Geike in De Roma
Geike Arnaert alleen: het blijft voorlopig een zoektocht zonder einde.
Zowat iedereen weet ondertussen dat zangeres Geike na meer dan tien jaar Hooverphonic haar vleugels wilde uitslaan, maar die vlucht had tot nu toe maar twee bestemmingen: een mooie lp met Spinvis als Dorleac en de wisselvallige soloplaat ‘For the Beauty of Confusion’. Natuurlijk was er ook tussenstop ‘Zoutelande’, waardoor ze samen met de poprockers van Bløf alle records in de Nederlandse hitlijsten kapot vloog. Daar wil ik het natuurlijk niet te veel over hebben, maar die knaller doorbrak wel de stilte, want na zeven jaar stelt de Poperingse vanavond voor het eerst nieuw materiaal voor. Op een schijfje ligt dat pas ergens in de nazomer in de winkel, maar in de foyer van De Roma speelt ze enkel verse nummers die ze, na een lange speurtocht naar de juiste sparringpartner, samen met Joost Zweegers verzon.
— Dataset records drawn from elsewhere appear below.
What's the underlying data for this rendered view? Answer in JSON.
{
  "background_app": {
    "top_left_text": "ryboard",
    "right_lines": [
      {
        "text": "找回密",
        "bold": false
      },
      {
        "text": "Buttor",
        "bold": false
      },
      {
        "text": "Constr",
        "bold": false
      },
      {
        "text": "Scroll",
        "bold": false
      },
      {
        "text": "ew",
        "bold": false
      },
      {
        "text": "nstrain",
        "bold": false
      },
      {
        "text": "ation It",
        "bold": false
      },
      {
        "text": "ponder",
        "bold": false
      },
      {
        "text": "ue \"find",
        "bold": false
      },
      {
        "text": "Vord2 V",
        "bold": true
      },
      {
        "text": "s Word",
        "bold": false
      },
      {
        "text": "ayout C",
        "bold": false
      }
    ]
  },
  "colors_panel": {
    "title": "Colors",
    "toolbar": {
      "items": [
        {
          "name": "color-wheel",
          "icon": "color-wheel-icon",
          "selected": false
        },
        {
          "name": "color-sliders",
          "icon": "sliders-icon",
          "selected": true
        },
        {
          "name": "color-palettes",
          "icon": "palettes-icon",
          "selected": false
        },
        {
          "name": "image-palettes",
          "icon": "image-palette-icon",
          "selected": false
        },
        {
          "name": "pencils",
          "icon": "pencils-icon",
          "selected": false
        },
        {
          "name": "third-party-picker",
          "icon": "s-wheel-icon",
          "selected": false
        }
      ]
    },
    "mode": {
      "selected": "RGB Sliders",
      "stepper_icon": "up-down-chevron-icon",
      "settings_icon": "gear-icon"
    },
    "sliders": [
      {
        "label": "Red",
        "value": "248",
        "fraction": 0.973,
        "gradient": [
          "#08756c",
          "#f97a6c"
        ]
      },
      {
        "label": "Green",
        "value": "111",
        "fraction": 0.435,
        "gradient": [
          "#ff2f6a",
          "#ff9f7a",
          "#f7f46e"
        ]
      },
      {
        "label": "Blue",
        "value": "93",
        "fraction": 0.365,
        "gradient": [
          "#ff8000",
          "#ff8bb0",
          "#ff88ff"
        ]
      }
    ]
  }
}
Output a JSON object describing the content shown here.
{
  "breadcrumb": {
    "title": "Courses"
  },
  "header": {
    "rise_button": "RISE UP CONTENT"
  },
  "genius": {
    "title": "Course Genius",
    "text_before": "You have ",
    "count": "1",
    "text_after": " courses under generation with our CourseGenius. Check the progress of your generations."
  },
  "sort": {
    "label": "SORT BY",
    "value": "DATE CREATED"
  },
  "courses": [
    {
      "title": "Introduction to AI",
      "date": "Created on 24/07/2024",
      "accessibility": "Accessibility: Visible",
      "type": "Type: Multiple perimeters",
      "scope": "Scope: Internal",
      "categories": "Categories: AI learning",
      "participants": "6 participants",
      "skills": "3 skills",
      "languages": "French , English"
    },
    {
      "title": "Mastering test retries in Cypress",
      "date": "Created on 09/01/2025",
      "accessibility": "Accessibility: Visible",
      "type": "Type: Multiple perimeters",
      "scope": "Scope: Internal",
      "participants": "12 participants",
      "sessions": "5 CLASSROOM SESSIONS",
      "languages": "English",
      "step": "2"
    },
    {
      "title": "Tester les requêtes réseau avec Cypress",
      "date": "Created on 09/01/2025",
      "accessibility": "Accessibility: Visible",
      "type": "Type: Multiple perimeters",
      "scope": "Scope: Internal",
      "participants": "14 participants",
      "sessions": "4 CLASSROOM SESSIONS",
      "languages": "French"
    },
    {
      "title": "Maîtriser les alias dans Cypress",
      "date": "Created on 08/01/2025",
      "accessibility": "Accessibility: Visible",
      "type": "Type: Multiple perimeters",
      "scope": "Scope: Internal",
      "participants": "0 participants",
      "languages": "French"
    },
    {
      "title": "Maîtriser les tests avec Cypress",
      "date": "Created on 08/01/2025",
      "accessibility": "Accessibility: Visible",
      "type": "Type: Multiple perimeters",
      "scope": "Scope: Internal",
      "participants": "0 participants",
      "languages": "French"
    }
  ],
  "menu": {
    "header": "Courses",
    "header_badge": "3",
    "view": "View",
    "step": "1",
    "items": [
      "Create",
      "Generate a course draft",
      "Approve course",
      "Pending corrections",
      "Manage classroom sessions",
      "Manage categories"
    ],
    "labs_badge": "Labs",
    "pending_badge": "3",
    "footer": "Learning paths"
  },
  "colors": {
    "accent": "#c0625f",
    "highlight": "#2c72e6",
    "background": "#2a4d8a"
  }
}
De single ‘Off Shore’ is Novastar-achtig, en toont zich met klaterende pianoklanken en een klagerige gitaar dan ook als lichtjes weemoedige, elegante poprock. De frontvrouw noemt het een brief waarin ze aan dierbaren belooft hen te beschermen tegen lelijke waarheden. Spijtig: ik ken haar niet persoonlijk, en ben dus niet gevrijwaard van alle shit op deze planeet. Ik moet dus vaststellen dat de door rikketikkende trommels en hakkelende eighties- synths voortgestuwde opener ‘Black Land Shore’ net daarvoor dof en routineus klonk.
undefined
En toch: uit wat volgt blijkt dat Geike wel goed bij stem is, en de vierkoppige begeleidingsband beter kan. Tijdens ‘Lost In Time’ moet ik weleens denken aan de sadcore van Soap&Skin, maar dan zonder die strijkers. Het tempo maakt bokkesprongetjes, en ’t heeft allemaal wel iets geheimzinnigs: leuk! Viool speelt de chanteuse trouwens niet meer, omdat ze dan- het zijn haar woorden- jeuk in de voeten krijgt. Veel geboogiewoogiet of geshaket wordt er op het podium wel niet: de bende staat er eigenlijk alleen te staan, of zit erbij te zitten.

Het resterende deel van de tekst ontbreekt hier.